Federal Sequestration Could Mean Loss of Special Education Funds for Birmingham Schools
Birmingham Schools could stand to lose up to $1.8 million if Congress doesn't reach an agreement on federal spending cuts.
Federal funding for Michigan’s public schools — including Birmingham Public Schools — could see major cuts should Congress fail to halt $85 billion in "sequestration" spending cuts scheduled to take place March 1, according to a statement released by the White House Sunday.
In Michigan, the cuts would result in a loss of $22 million in funding for schools this year, which the White House estimates would “put around 300 teacher and aid jobs at risk.” It would also cut $20.3 million in funding for special education programs.
In Birmingham, the school district could stand to lose up to $1.8 million should sequestration take place.
According to Debbie Piesz, assistant superintendent for business services at Birmingham Public Schools, almost $3 million of the district's annual budget comes from the federal government. That includes:
- Medicaid reimbursement
- $293,000 from the National School Lunch program
- $2.6 million for IDEA (Individiuals with Disabilities Education Improvement Act) and other preschool programs
According to Piesz, Birmingham has received around $1.2 million of that federal money at the end of February — meaning the district might not receive the full $1.8 million left should the cuts take affect. The students most impacted: those with disabilities, Piesz said.

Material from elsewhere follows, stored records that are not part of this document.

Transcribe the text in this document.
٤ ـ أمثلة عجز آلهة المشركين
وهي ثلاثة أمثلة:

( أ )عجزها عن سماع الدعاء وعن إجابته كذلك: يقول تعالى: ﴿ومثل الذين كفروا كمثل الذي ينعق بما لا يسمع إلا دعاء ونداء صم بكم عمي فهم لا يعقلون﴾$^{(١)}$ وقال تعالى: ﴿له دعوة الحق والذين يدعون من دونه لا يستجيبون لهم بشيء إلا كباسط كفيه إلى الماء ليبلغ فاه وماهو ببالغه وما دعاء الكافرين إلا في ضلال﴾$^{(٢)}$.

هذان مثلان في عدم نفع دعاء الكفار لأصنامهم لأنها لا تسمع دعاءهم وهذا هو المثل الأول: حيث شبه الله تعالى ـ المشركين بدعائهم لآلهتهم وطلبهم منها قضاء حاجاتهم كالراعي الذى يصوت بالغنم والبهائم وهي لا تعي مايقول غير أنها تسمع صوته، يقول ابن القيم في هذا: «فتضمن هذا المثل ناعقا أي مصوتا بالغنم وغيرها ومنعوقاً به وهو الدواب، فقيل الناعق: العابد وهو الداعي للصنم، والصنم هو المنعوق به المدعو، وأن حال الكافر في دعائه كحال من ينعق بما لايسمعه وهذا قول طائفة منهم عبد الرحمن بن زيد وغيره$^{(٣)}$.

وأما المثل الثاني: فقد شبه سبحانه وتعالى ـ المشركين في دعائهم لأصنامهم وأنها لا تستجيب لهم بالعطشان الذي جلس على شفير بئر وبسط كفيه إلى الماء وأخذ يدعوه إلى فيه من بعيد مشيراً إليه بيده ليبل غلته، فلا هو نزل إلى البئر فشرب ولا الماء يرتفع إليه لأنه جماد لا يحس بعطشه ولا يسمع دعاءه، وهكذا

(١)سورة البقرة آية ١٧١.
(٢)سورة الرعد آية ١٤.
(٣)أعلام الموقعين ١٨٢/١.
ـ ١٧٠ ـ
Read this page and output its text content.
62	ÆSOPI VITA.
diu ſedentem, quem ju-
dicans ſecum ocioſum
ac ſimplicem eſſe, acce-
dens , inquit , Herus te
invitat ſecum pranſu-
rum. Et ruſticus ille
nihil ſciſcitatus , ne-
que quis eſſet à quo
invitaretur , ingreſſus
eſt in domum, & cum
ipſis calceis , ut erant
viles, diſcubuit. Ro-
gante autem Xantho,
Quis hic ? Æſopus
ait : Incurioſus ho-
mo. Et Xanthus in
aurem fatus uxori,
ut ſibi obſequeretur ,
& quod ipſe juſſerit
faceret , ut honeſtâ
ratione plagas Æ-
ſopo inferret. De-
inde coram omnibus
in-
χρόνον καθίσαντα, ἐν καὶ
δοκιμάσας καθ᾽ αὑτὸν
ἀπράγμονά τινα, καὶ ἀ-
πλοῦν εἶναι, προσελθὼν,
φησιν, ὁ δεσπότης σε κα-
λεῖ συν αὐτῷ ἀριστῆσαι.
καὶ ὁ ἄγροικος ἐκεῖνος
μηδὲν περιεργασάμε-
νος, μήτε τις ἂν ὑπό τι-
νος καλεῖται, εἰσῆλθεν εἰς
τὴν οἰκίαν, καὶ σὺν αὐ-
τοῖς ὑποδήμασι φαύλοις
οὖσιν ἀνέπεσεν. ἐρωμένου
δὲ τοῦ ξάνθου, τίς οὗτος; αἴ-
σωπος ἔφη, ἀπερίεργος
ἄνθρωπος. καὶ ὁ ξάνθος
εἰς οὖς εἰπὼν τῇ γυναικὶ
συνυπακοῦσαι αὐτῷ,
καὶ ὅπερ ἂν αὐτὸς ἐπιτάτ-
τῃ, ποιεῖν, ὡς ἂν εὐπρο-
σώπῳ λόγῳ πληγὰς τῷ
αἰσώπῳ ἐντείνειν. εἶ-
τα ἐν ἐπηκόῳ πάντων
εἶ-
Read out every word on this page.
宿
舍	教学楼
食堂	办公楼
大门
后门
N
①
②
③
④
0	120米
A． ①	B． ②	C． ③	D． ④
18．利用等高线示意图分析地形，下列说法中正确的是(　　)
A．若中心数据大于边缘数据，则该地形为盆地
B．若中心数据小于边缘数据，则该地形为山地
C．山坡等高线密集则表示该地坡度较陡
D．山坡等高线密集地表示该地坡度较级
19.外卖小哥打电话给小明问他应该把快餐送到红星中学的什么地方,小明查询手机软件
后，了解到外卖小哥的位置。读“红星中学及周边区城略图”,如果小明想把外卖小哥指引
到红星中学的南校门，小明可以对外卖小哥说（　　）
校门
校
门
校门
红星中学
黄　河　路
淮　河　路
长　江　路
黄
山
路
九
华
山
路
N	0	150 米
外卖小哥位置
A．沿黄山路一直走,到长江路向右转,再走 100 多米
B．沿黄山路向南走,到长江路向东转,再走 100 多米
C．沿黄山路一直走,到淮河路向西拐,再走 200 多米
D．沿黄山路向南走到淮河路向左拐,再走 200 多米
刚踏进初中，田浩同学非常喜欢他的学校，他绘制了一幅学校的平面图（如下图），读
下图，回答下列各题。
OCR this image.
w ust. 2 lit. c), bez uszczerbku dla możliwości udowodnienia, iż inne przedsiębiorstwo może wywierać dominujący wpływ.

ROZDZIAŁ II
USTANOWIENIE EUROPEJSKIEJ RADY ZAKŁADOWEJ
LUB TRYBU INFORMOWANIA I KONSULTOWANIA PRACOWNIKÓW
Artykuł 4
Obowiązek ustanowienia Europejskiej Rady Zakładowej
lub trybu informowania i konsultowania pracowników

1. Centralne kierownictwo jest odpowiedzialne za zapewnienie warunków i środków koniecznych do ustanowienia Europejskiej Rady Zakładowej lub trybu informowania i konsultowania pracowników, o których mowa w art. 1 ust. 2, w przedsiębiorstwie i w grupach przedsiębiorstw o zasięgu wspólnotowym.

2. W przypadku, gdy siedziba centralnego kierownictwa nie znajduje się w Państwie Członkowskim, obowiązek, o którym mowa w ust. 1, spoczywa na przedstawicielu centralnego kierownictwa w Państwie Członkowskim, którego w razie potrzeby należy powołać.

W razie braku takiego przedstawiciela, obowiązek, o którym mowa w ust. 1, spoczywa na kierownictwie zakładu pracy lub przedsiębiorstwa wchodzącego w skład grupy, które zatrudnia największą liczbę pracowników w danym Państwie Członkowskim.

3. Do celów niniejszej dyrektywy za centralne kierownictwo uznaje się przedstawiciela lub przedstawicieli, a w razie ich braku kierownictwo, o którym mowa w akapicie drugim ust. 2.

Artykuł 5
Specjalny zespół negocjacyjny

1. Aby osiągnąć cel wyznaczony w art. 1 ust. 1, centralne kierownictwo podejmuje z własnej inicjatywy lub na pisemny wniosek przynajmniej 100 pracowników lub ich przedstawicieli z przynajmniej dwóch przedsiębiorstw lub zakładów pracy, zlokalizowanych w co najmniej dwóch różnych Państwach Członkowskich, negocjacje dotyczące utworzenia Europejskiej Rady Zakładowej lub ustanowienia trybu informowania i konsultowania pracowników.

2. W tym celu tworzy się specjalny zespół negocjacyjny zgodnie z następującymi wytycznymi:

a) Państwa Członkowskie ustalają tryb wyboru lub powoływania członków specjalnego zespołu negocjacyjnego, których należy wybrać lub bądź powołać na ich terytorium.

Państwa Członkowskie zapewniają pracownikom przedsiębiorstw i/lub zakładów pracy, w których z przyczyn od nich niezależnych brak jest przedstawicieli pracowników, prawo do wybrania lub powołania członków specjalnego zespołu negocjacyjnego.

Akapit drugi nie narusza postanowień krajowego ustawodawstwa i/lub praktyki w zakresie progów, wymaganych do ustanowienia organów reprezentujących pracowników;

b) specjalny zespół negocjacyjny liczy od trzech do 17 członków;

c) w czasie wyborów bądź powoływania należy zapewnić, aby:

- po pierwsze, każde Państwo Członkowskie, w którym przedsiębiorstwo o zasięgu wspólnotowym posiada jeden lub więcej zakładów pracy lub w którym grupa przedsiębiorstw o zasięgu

Should the spending cuts happen, Piesz said the district would have to make up those dollars by dipping into its fund equity, a type of savings account for the district.
"Since we are already so far into this fiscal year, it would be difficult to cut programs," Piesz said Wednesday. "The (school) board would need to make a decision as to future cuts the longer the sequestration goes on."
Michigan programs in danger
The loss in education funding are just part of the impact that President Barack Obama said the cuts would have on Michigan jobs, services and health care.
On Sunday, the White House released a state-by-state breakdown of the kind of impacts the spending cuts could have, urging Congress to consider tax hikes for the nation's wealthiest citizens in order to balance out spending cuts.
In Michigan, they include:
- Loss of $22 million in funding for primary and secondary education
- Loss of $20.3 million in funds for about 240 teachers, aides and staff who work with children with disabilities
- Fewer financial aid packages for nearly 2,500 students, and less work-study jobs
- The elimination of Head Start and Early Head Start services for 2,300 children
- A loss of $5.9 million in environmental funding, plus $1.5 million in grants for wildlife protection
- The furlough of 10,000 civilian Department of Defense employees and loss of $14 million in army base operation funding
- Loss of $482,000 in Justice Assistance Grants for local law enforcement agencies
- Loss of $1.7 million in funding for job search assistance
- Loss of access to childcare for as many as 900 children
- Reduced funding of $301,000 for childhood vaccines
- Loss of $944,000 in funds for public health planning efforts, as well as $2.9 million in grants for substance abuse treatment, and $315,000 in funding for the Michigan Department of Community Health
- Loss of up to $209,000 in funds for domestic violence victim services
- Loss of $1.8 million in funds for meals for seniors.
The total federal spending cuts would be about $1.2 trillion over the next nine years.
"Unfortunately, many Republicans in Congress refuse to ask the wealthy to pay a little more by closing tax loopholes so that we can protect investments that are helping grow our economy and keep our country safe," the White House statement reads.
"By not asking the wealthy to pay a little more, Republicans are forcing our children, seniors, troops, military families and the entire middle class to bear the burden of deficit reduction."
Meanwhile, Republicans have accused the president of using the impending cuts for political gain.